Remember, sound dampening is the goal, so a floor-to-ceiling curtain that covers the entire wall will have the most impact. You can purchase curtains in multiple panels to fill the wall. If feeling adventurous, mix colors and patterns for a funky feature wall!
MATERIALS AND TOOLS
– Measuring tape
– Heavy curtains, preferably ceiling-to-floor length
– Bathroom scale
– Hanging system (rods, wires, or other systems rated for your curtain weight)
– Screwdriver or drill
– Stud finder (optional)
– Weight-rated wall anchors (optional)
– Iron or steamer
Measure the wall prior to purchasing curtains. When shopping, check package info for the curtains’ weight; you’ll need this to choose rods or another hanging system sturdy enough to hold them. If you’re set on curtains that don’t include the weight on the packaging, weigh them on your bathroom scale at home. Tip: Keep them in the package so they’ll sit easily on the scale.
Purchase a hanging system weight-rated for the curtains (packaging or website marketing should tell you the weight load they can handle). If they weigh 40 pounds and the wall to be covered is 12 feet long, you’ll need a rod or hanging system that can handle roughly 3.5 pounds per foot, so keep that weight rating in mind when making your choice.

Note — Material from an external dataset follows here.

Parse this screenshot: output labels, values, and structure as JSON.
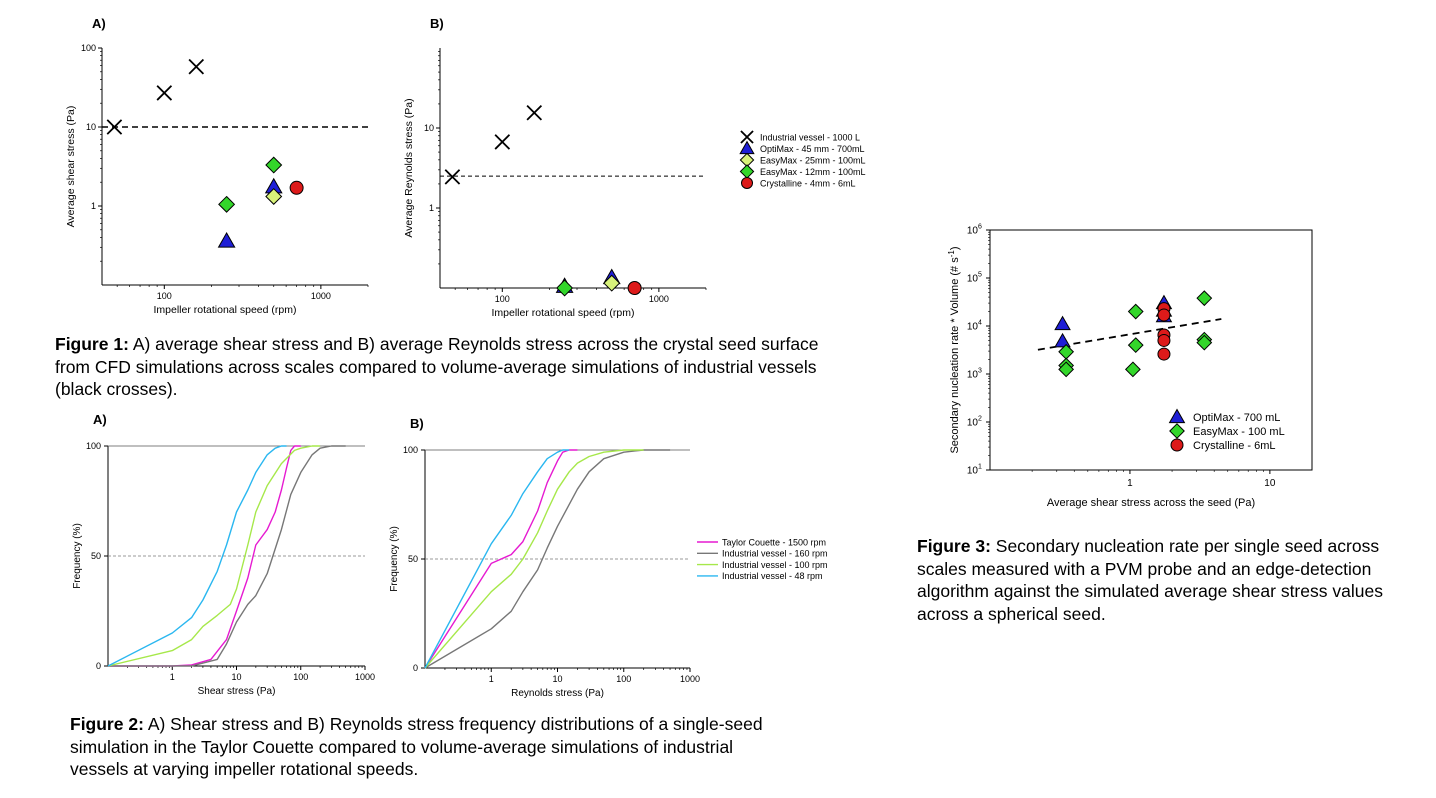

Before mounting the hanging system, ensure enough space above it for the top of the curtains to move freely without bunching against the ceiling—a half-inch or inch should do. Locate wall studs with a stud finder, or use proper weight-rated wall anchors, before boring into the wall with screws. Affix the rod or hanging system to the walls as recommended by the manufacturer. Check out these helpful articles to guide you through stud-finding and curtain-hanging in detail:
Iron or steam curtains to remove creases and wrinkles from the packaging. Check the labels to see what temperature the manufacturers suggest and iron accordingly.
Hang the curtains on the rod or wire system and then “bunch” them together in equal amounts across the entire wall for a consistent look. Keep in mind that pleated, bunched fabric will absorb more sound than flat, so ample curtains are a plus.